As China and the US pursue development of unmanned underwater drones, the Indian navy is also adjusting its strategy to include autonomous vehicles in its armoury against China’s growing undersea footprint in the Indian Ocean.
Undersea warfare has come to the surface after the South China Morning Post reported on Beijing’s development of giant, smart, cheap unmanned submarines. The “sea bots”, operated by artificial intelligence, are intended to perform tasks as diverse as reconnaissance, mine placement and making self-destructive attacks. They are now undergoing testing at a facility in Guangdong province, and will be part of a network of manned and unmanned assets tracking rival submarines in the world’s oceans.
China isn’t alone in its quest for undersea dominance. Last year, the United States commissioned its first-ever squadron of unmanned underwater vehicles.
China isn’t alone in its quest for undersea dominance. Last year, the United States commissioned its first-ever squadron of unmanned underwater vehicles, or drones, and contracted top defence firms to produce a new generation of such machines. It aims to enhance its combat potential, including in anti-submarine, mine clearance and even counter-underwater drone operations.
Deep-sea drones are not exactly new, but have recently come to the fore as potential replacements for conventional submarines. Military experts say a technological revolution in undersea warfare is making the maritime environment increasingly transparent. Lower frequency active sonar and non-acoustic detection methods are making it hard for submarines to hide by keeping quiet.

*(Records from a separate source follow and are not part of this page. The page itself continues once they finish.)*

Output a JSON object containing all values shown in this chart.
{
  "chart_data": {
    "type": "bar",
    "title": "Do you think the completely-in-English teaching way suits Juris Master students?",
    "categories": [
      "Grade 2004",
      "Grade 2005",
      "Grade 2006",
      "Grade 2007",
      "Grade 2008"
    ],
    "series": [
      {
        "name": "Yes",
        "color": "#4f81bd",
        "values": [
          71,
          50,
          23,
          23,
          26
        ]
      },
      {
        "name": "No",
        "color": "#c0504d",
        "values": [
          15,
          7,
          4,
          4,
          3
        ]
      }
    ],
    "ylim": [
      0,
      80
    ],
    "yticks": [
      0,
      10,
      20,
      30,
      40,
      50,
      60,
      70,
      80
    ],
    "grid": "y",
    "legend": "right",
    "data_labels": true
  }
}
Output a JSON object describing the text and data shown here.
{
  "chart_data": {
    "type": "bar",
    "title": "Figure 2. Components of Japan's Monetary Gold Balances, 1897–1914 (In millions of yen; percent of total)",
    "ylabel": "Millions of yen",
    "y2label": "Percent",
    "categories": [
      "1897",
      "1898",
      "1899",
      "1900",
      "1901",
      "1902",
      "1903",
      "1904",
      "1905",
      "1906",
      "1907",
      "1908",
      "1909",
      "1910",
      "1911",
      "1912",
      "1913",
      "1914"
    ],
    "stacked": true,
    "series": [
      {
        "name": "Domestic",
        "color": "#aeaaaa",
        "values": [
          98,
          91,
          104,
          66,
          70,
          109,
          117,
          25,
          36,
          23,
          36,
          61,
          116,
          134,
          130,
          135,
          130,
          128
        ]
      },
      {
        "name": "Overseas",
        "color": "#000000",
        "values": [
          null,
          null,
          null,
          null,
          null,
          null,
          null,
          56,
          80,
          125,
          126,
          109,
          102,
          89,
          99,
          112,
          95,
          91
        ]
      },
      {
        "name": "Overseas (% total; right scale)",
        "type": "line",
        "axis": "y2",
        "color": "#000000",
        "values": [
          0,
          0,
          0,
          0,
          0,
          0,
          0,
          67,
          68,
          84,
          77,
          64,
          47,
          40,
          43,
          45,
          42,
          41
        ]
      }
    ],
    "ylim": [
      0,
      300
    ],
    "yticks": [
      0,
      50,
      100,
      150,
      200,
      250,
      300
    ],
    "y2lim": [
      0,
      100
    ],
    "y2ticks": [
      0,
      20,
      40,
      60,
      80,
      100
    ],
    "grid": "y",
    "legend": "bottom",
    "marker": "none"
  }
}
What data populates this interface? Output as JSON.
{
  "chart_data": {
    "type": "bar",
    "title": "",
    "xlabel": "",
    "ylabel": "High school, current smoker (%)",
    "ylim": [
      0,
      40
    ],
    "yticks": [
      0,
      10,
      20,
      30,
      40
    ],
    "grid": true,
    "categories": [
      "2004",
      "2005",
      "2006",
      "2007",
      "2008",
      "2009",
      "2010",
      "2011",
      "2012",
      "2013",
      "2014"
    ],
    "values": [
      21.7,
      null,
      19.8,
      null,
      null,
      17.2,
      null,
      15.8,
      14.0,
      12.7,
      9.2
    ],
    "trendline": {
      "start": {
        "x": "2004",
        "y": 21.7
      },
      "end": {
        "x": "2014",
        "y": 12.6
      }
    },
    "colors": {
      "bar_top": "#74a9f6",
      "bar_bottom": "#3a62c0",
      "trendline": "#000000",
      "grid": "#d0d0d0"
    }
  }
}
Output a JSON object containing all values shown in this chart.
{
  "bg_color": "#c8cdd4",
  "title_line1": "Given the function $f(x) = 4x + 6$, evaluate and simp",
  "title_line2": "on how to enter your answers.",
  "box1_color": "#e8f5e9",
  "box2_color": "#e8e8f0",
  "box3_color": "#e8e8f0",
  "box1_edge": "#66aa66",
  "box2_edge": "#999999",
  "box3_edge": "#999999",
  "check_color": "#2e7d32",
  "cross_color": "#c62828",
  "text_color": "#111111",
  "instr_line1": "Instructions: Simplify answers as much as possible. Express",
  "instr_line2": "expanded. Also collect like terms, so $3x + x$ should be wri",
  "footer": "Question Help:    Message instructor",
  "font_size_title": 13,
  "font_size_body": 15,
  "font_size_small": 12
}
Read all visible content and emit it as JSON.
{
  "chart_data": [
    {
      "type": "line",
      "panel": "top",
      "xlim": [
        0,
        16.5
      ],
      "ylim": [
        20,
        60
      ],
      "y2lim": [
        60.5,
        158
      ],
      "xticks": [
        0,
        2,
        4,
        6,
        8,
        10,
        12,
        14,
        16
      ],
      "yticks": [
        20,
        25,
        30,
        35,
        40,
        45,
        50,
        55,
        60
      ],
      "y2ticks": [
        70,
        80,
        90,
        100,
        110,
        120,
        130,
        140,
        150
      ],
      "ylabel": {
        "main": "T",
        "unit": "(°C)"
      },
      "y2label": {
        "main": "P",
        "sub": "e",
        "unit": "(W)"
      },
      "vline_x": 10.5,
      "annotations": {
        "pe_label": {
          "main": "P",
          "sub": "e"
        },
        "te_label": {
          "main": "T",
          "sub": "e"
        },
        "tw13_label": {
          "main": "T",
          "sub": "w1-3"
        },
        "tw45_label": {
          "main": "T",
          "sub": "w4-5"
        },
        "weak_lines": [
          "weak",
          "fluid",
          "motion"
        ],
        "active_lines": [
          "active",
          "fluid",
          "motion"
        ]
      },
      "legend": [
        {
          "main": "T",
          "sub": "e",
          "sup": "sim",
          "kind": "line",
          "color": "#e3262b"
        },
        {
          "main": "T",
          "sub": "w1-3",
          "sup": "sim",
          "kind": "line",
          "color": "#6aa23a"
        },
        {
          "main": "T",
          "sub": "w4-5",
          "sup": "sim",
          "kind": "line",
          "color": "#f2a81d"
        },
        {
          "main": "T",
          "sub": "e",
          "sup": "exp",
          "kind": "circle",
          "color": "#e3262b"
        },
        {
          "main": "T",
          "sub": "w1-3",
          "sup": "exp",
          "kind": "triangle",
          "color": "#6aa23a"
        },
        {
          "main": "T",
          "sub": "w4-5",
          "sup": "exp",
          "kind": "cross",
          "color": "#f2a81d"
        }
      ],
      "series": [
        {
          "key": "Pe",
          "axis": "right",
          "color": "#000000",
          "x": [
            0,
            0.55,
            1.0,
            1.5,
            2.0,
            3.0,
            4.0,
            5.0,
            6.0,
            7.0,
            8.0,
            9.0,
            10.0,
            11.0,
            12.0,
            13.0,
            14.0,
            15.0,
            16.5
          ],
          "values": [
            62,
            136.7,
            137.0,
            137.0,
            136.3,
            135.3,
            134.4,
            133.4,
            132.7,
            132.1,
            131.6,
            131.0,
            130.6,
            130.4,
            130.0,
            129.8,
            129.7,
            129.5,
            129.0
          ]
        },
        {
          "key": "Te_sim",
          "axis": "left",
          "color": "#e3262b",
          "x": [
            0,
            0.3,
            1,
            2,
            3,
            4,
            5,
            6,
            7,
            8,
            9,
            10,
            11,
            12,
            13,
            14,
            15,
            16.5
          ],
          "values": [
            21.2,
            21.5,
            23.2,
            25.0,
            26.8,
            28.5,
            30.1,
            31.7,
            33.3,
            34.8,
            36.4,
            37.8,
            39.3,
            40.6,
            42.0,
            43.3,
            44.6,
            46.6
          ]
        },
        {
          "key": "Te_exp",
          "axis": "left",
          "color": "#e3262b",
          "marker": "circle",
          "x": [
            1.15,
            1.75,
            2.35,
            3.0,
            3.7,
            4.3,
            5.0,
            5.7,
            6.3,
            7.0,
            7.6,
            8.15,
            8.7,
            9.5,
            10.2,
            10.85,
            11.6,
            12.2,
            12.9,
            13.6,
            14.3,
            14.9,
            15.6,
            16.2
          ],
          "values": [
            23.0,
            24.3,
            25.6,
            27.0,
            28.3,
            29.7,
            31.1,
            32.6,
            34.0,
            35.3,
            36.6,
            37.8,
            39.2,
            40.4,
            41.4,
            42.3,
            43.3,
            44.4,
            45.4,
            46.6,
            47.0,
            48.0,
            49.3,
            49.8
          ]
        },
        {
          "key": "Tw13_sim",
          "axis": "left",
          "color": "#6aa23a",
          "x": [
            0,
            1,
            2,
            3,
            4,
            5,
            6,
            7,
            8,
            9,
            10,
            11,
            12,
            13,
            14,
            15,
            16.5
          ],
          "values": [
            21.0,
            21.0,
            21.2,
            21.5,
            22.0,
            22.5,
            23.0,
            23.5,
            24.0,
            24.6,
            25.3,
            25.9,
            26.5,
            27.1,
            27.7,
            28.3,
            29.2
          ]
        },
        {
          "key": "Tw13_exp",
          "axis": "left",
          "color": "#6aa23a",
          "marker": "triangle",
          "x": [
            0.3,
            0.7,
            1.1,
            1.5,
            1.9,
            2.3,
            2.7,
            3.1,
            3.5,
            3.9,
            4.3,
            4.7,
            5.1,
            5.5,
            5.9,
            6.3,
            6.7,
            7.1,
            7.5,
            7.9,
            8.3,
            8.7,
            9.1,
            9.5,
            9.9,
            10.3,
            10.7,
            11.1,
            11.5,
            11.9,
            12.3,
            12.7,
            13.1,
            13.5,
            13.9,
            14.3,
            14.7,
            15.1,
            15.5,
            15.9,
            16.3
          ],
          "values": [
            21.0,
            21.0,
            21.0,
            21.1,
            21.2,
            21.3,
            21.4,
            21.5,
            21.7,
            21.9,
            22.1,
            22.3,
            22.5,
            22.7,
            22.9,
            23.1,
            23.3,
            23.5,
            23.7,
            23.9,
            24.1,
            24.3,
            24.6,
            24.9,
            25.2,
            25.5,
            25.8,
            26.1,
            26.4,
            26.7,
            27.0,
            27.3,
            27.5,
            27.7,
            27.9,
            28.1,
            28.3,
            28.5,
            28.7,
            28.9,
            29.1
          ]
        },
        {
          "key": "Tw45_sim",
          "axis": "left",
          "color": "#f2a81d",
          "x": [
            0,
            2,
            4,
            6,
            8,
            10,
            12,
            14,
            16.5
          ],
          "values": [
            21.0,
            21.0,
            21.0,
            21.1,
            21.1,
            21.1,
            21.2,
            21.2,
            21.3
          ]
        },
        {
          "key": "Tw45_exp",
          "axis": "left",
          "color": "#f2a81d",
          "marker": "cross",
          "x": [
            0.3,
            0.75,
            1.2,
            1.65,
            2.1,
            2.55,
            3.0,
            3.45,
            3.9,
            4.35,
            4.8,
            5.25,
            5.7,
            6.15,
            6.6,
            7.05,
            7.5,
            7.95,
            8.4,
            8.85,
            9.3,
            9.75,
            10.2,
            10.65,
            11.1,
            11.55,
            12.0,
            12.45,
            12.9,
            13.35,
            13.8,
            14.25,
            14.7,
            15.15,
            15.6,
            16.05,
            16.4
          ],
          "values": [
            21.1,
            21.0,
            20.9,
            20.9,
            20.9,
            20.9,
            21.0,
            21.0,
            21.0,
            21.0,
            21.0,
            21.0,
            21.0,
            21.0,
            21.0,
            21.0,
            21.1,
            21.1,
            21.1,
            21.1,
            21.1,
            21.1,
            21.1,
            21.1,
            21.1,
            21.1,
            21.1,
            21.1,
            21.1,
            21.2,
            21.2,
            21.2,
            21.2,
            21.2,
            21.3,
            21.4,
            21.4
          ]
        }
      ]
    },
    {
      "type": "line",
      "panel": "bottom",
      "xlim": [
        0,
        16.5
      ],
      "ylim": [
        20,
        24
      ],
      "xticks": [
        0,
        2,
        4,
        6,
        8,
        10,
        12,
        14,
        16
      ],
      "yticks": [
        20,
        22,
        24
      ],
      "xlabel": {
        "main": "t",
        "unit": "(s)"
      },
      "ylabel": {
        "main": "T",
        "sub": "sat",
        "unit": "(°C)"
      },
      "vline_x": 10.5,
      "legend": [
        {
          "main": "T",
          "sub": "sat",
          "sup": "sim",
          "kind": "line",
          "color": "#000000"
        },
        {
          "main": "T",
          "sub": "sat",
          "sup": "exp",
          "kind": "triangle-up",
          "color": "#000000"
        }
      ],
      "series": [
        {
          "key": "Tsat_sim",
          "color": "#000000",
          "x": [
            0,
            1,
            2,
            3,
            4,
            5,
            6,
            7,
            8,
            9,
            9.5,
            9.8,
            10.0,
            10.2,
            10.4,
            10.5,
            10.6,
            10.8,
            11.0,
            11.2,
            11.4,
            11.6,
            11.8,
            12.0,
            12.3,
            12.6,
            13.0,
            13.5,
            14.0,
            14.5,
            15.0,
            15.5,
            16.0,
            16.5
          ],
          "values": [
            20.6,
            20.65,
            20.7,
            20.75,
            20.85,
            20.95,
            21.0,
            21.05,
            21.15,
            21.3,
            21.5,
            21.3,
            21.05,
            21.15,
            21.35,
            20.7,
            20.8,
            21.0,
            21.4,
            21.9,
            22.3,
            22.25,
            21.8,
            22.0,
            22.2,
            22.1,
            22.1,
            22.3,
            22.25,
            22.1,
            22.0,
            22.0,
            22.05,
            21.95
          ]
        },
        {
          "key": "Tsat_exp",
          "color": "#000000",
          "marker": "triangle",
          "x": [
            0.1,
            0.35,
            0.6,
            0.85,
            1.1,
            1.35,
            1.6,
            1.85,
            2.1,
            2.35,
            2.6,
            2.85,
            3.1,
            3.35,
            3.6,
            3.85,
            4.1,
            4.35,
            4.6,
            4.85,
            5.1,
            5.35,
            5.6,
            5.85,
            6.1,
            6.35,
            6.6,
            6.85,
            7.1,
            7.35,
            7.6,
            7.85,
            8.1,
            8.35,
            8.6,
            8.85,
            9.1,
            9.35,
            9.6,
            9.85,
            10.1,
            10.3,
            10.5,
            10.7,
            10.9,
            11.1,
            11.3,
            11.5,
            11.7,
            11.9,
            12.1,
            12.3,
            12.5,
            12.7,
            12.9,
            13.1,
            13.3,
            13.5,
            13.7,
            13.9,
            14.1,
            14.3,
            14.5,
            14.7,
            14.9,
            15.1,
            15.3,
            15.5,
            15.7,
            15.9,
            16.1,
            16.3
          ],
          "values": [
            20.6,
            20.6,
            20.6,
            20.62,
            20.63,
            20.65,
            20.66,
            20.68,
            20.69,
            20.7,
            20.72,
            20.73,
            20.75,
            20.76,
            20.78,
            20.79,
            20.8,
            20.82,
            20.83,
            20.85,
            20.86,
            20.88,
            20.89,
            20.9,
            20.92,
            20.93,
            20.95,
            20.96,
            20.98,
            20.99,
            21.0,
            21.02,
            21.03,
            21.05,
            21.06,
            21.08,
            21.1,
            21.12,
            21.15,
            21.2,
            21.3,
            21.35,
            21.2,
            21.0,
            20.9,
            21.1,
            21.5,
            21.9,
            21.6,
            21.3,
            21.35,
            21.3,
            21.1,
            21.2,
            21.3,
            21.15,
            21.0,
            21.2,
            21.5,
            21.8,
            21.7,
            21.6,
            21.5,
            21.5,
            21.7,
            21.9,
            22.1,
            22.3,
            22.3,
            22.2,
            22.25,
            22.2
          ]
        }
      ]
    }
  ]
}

To be sure, the consensus on unmanned vehicles isn’t universal. Traditionalists are sceptical of unmanned vehicles, which do not yet have combat capability. They say nuclear attack submarines and diesel-electric vessels remain indispensable in underwater warfare. Faster and quieter, the latest submarines have higher endurance, significant energy generation capacity and advanced sensors; they are more able to intervene decisively in contested waters.
Yet, for other navalists, conventional submarines are anachronisms. Given the development of undersea platforms to hunt down attack submarines, the idea of sending manned submarines into hostile spaces is woefully out of date, to say the least.
A better solution would be a manned mother submarine – think underwater aircraft carrier – that could deploy swarms of drones and keep uniformed personnel out of the theatre of active conflict. Deployed in large numbers, sea bots could overwhelm the enemy’s systems and sensors, and undermine the adversary’s submarines.
It’s not only powerful navies that are pursuing undersea automation. The Indian navy has embarked on a search for mini drones equipped with passive sonar devices. At the naval commanders’ conference this year, senior officials made a strong case for futuristic technologies, after which the navy began to procure “high endurance autonomous underwater vehicles” for anti-submarine and intelligence roles.
Apparently, the plan is to acquire the platform from a global supplier, then mass-produce the equipment locally as part of the “Make in India” programme.
The Indian navy admits its anti-submarine initiatives are driven by the need to counter the Chinese navy’s growing undersea footprint in the Indian Ocean. Naval planners in New Delhi worry that China’s submarine deployments in South Asia might erode India’s influence in the near seas.
But even something seemingly benign, like Chinese marine observatories in South Asia that ostensibly monitor the undersea environment, might presage a larger assault on Indian interests.
China’s plan to construct an “Underwater Great Wall” of seabed sensors only confirms India’s fears. The Chinese navy’s positioning of long-endurance drones, like the Qianlong III and Haiyan in the South China Sea, might be a precursor to the deployment of similar platforms in the eastern Indian Ocean.
More worrying is the absence of globally accepted norms for the use of unmanned vehicles in overlapping exclusive economic zones and contested waters, amply illustrated by China’s seizure of a US underwater drone in the South China Sea in December 2016.
Inevitably, Indian maritime strategy in the South Asian seas will require both manned and unmanned underwater assets. For future maritime operations, Indian planners will need to navigate between three competing imperatives: passive surveillance in regional seas, the use of unmanned vehicles to track and pursue potential targets, and active communication with the mothership. Only an optimised strategy can expand India’s reach in the region.
The success of India’s unmanned underwater vehicle programme will depend on effective management practices. While maritime planners are likely to focus on greater surveillance – how to generate and relay an accurate underwater picture of the commons – it is equally important to prevent an accidental disclosure of the location details of manned assets.
In particular, naval engineers need to ensure a surveillance drone doesn’t mistakenly illuminate the mothership, leaving it vulnerable to enemy strikes.
For New Delhi, procuring naval drones may also make economic sense. While development costs are high now, drones will eventually be cheaper to deploy and maintain than conventional submarines. With their ability to carry out complex missions with minimal investment, drones will be a game changer.
So it should only be a matter of time before unmanned undersea vehicles are added to the Indian navy’s array of assets to counter China’s encroachment on India’s strategic space in South Asia.